Bill O’Brien did not rejoin the New England Patriots’ coaching staff this offseason. But that didn’t prevent him from visiting Gillette Stadium last week.
The former Patriots offensive coordinator and current Alabama OC was in attendance last week for at least one of New England’s voluntary offseason workouts, according to a report Sunday from ESPN’s Mike Reiss.
“Bill Belichick previously said the Patriots’ coaching staff was likely complete, but that doesn’t mean visitors won’t be welcomed at various times — and Belichick’s network is deep,” Reiss wrote. “Along those lines, players took note of current Alabama offensive coordinator Bill O’Brien on the field at Gillette Stadium last week at the voluntary offseason program. O’Brien, of course, has deep roots in New England as a former Belichick assistant.”
The Patriots often host coaches from college programs or other professional sports at their spring and summer practices, and Reiss didn’t specify whether O’Brien was there as an observer or as an active participant.

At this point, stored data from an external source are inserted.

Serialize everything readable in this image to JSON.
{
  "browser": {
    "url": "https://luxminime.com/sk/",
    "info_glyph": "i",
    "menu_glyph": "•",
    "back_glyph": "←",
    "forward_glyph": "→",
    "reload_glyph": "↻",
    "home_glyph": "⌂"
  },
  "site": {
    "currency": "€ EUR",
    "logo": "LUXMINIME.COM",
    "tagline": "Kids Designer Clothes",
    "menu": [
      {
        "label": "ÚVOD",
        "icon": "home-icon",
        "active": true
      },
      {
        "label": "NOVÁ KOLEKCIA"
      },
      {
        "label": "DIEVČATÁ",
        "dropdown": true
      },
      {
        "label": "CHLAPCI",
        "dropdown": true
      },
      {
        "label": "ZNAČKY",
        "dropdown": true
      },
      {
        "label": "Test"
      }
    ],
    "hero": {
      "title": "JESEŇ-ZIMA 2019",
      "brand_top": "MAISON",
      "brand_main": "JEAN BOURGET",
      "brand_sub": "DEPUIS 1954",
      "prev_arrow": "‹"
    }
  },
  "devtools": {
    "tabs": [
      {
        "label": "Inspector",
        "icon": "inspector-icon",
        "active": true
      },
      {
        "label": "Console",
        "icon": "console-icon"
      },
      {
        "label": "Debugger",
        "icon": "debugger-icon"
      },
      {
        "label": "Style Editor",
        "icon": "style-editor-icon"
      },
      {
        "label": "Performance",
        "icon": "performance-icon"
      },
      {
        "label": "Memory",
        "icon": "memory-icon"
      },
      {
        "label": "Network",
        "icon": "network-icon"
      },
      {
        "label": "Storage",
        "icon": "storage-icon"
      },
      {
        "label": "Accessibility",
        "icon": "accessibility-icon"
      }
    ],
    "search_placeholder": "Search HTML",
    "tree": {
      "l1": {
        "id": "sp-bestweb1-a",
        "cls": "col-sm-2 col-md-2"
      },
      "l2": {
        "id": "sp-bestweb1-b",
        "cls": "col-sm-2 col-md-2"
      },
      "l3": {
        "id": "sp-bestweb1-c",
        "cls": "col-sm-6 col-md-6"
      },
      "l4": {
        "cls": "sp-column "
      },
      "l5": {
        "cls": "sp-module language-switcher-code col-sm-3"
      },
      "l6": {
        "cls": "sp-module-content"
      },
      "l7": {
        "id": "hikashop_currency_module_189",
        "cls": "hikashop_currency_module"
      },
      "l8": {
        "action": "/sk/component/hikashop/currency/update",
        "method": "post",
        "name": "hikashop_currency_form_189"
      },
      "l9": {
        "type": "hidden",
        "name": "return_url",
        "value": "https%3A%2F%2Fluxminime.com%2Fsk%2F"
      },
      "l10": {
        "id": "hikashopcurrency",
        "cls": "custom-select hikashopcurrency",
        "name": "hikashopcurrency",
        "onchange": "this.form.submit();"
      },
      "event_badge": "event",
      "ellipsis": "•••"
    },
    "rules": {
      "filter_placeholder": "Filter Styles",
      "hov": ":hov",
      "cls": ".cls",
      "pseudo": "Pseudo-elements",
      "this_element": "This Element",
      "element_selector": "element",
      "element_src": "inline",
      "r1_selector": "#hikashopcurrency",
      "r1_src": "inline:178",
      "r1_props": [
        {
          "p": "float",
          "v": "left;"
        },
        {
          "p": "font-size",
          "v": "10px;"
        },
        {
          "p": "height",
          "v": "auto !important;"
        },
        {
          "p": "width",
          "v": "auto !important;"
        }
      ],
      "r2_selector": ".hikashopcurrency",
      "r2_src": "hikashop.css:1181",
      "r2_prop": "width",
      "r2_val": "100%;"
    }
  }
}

Regardless, O’Brien’s presence in Foxboro, Mass., is notable given the offseason rumors connecting him to his former club. After longtime quarterbacks coach and offensive coordinator Josh McDaniels left in January to become head coach of the Las Vegas Raiders, O’Brien was widely viewed as an ideal potential replacement. The 52-year-old Massachusetts native called New England’s offensive plays from 2009 through 2011 and briefly overlapped with current Patriots QB Mac Jones at Alabama before the latter entered the NFL.
Head coach Bill Belichick, however, chose a different approach as he rebuilt his offensive staff, which also lost three other position coaches to McDaniels’ Raiders. It remains unclear who will call plays and which coaches will handle which position groups, but Belichick has said Joe Judge and Matt Patricia both will have prominent offensive roles, with the Patriots operating without an official OC.
Judge and Patricia were longtime Patriots coordinators on special teams and defense, respectively, before brief, unsuccessful stints as NFL head coaches. Belichick’s staff, as currently constructed, does not feature a single assistant coach who has either called offensive plays or coached quarterbacks at the NFL level.